The X-Files #253: Bond, Jimmy Bond

"Conspiracy theories and masturbation. I suspected there was a connection."
ACTUAL DOCUMENTED ACCOUNT: The Gunmen investigate a hacker's suspicious death and meet Jimmy Bond, who's coaching a blind football team.

REVIEW: Going to series, the Lone Gunmen gain a pretty cool opening credits sequence and two confirmed cast members. One of these is Yves Harlow, the sexy pain in the neck thief with which they were at odds in the pilot, here giving them their next assignment - I'm not sure how her presence can be sustained in the current set-up yet - the other is Jimmy Bond (the opening sequence is a kind of spoiler then), a naive humanitarian inventor who becomes the newspaper's financier. She's a femme fatale we know very little about. He's, well, a cartoon character. I'm sorry but with the Gunmen themselves rather one-note, the last thing we need are a cipher and another caricature. And Jimmy is definitely of the latter disposition. I mean, he's particularly dim, and I'm not sure the actor is up to the task of giving him realistic depth. I wish there'd be a true moment when the Gunmen blew his mind and made him realize his whole world was a sham, but instead, it's a comedy moment which leads to him becoming very shouty. It's all so broad.

Speaking of broad, the show is still obsessed with slapstick comedy. We've got Langley vomiting in a golf bag (puke humor? really?), Jimmy's blind football team as an excuse for more pratfalls, and more besides. I'm unimpressed. The comedy works much better when it takes its brow up a notch.
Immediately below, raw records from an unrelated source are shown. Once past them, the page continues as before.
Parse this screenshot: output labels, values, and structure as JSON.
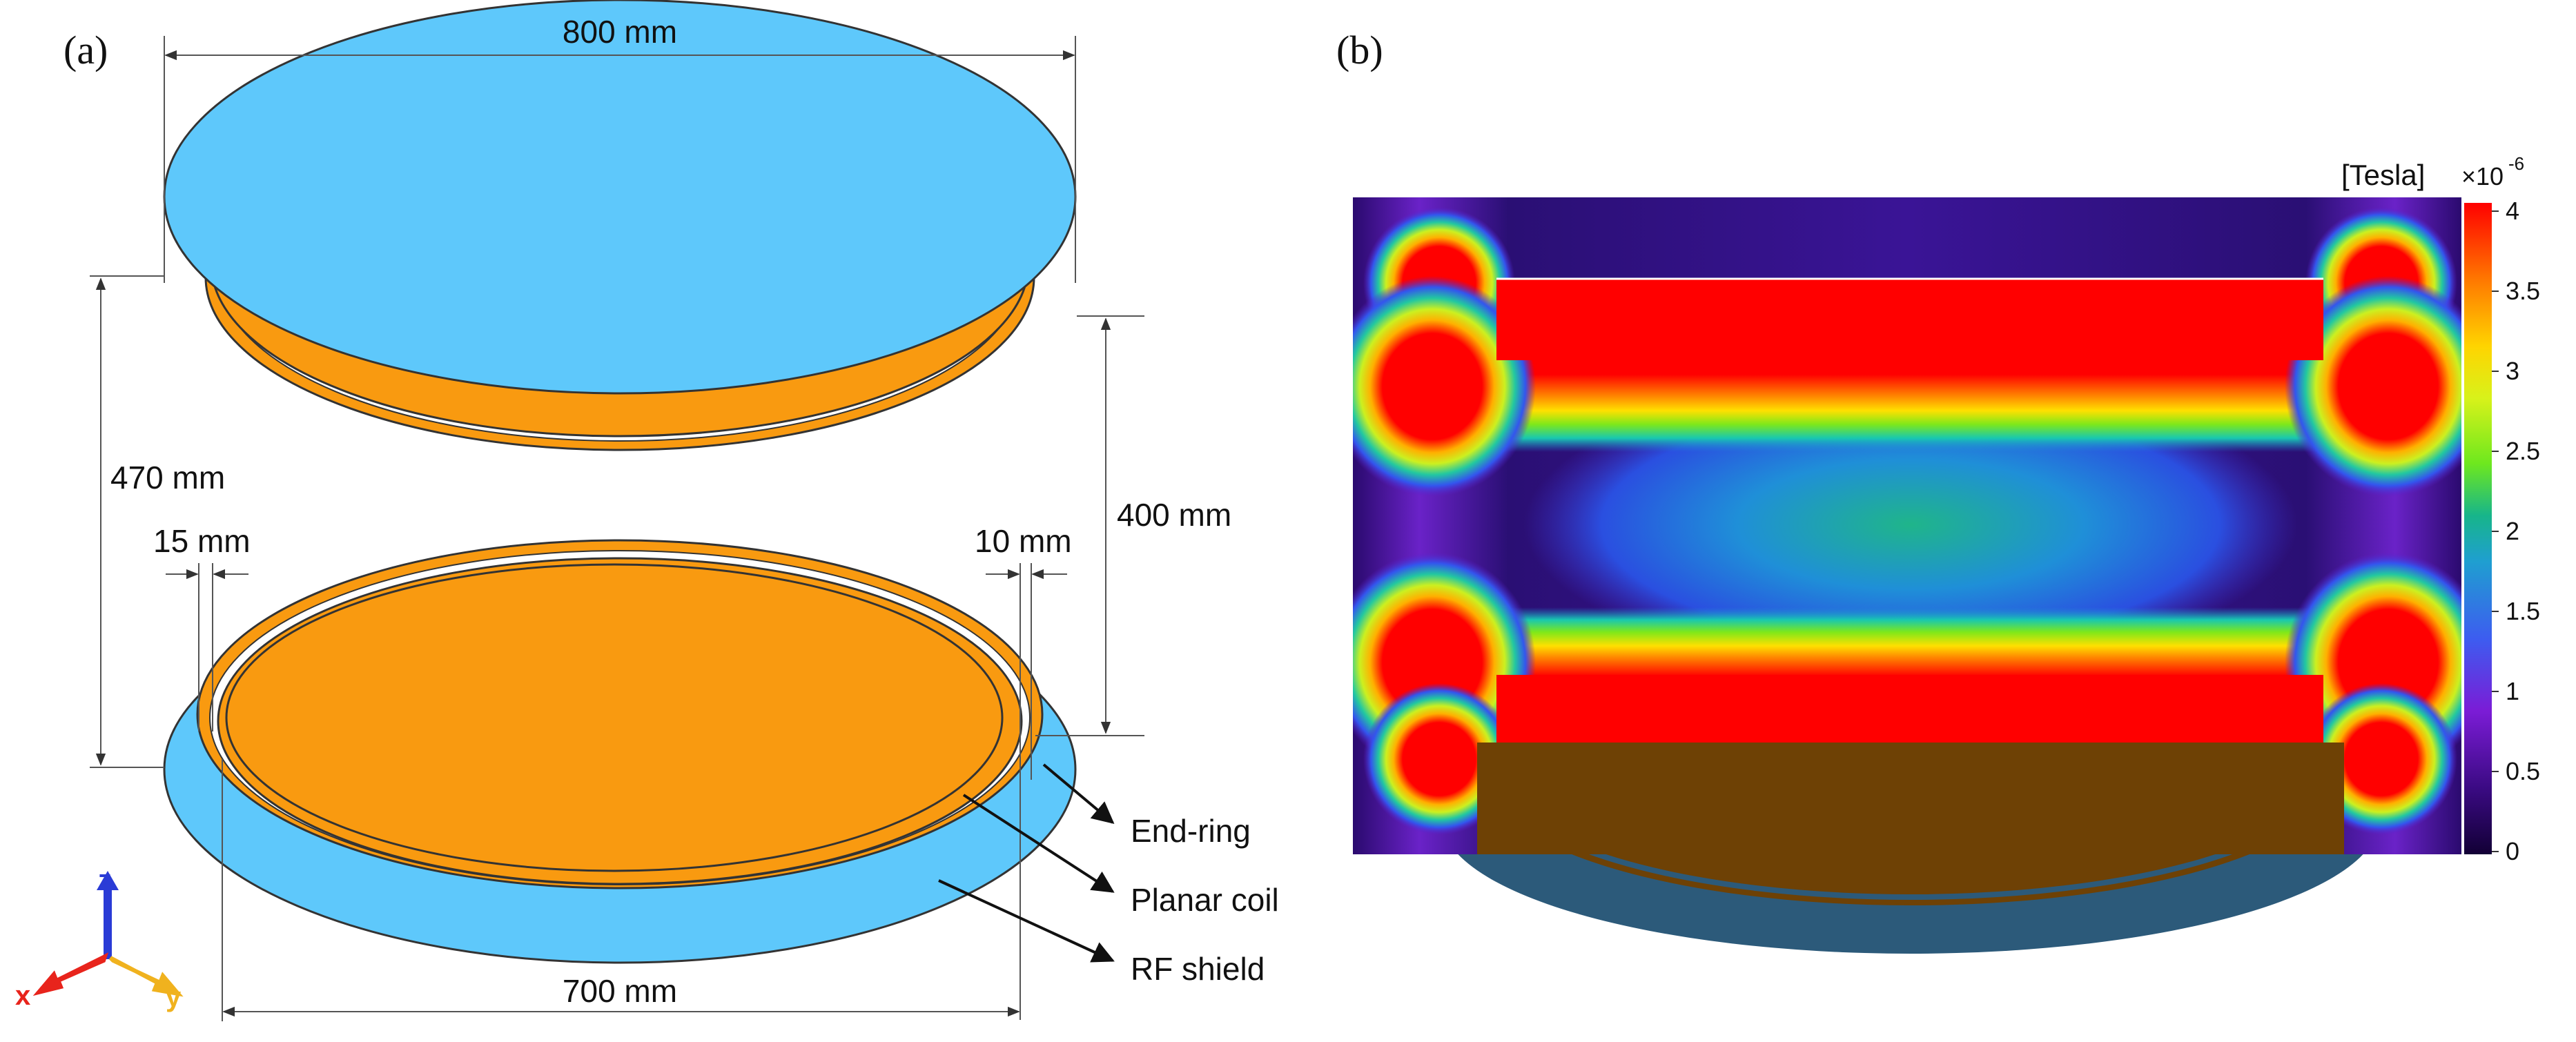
{
  "panel_a": {
    "label": "(a)",
    "dimensions": {
      "diameter_shield": "800 mm",
      "height_total": "470 mm",
      "height_inner": "400 mm",
      "gap_left": "15 mm",
      "gap_right": "10 mm",
      "diameter_coil": "700 mm"
    },
    "callouts": {
      "end_ring": "End-ring",
      "planar_coil": "Planar coil",
      "rf_shield": "RF shield"
    },
    "axes": {
      "x": "x",
      "y": "y",
      "z": "z"
    },
    "colors": {
      "shield": "#5ec8fb",
      "coil": "#f99a10",
      "x_axis": "#e8241c",
      "y_axis": "#f0b21e",
      "z_axis": "#2a3bd6"
    }
  },
  "panel_b": {
    "label": "(b)",
    "colorbar": {
      "unit": "[Tesla]",
      "multiplier": "×10",
      "exponent": "-6",
      "ticks": [
        "4",
        "3.5",
        "3",
        "2.5",
        "2",
        "1.5",
        "1",
        "0.5",
        "0"
      ]
    },
    "colors": {
      "shield_underside": "#2c5a7a",
      "coil_underside": "#6e4105"
    }
  }
}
I'd need a third episode for confirmation, but making each opening teaser a movie parody, taking a badass scene and taking the air out of it, is a great idea for a running gag. One where the slapstick IS justified. Here, for example, we get Frohike doing a scene from The Matrix, speaking in a bad dub as part of an elaborate con, and it's quite entertaining. And the character-driven comedy works too. Langley trying to sell more papers by putting a sexy Lone Gunwoman on the cover, for example, or the guys trying to hide their investigation from the dead hacker's mumsy mother, or simply mocking the fact there's a real guy called "James Bond". That's why Jimmy's cartoonishness doesn't seem necessary to me. The simple contrast between his gee-whiz attitude and the Gunmen's depressed sense of futility should be enough to fuel the comedy.

As for the plot, well, I have a hard time understanding why the baddie would kill every super-hacker in his path, knowing he'd need another for his next arms deal. But the story does allow Langley to shine as a hacker, and I particularly liked his "audition". It's hard to convey hacking in a visual medium, but TLG does a fairly good job of it, even if it's mostly lots of windows opening. The illegal whaling plot from the teaser seemed more interesting to me, giving the Gunmen more agency. Although as much as I want those crazy openers, I wonder if they don't take too much time away from the A-plot, necessitating shortcuts down the line, like the villain's uncertain motivation, Jimmy's miraculous fix for the newspaper, and the less than clever way in which the crucial clue was discovered in the golf bag. Hopefully, the show will find its groove before long.

REWATCHABILITY: Medium
- Still a live action cartoon as far as I'm concerned, though a frequently entertaining one. Really makes me want to watch Leverage again though.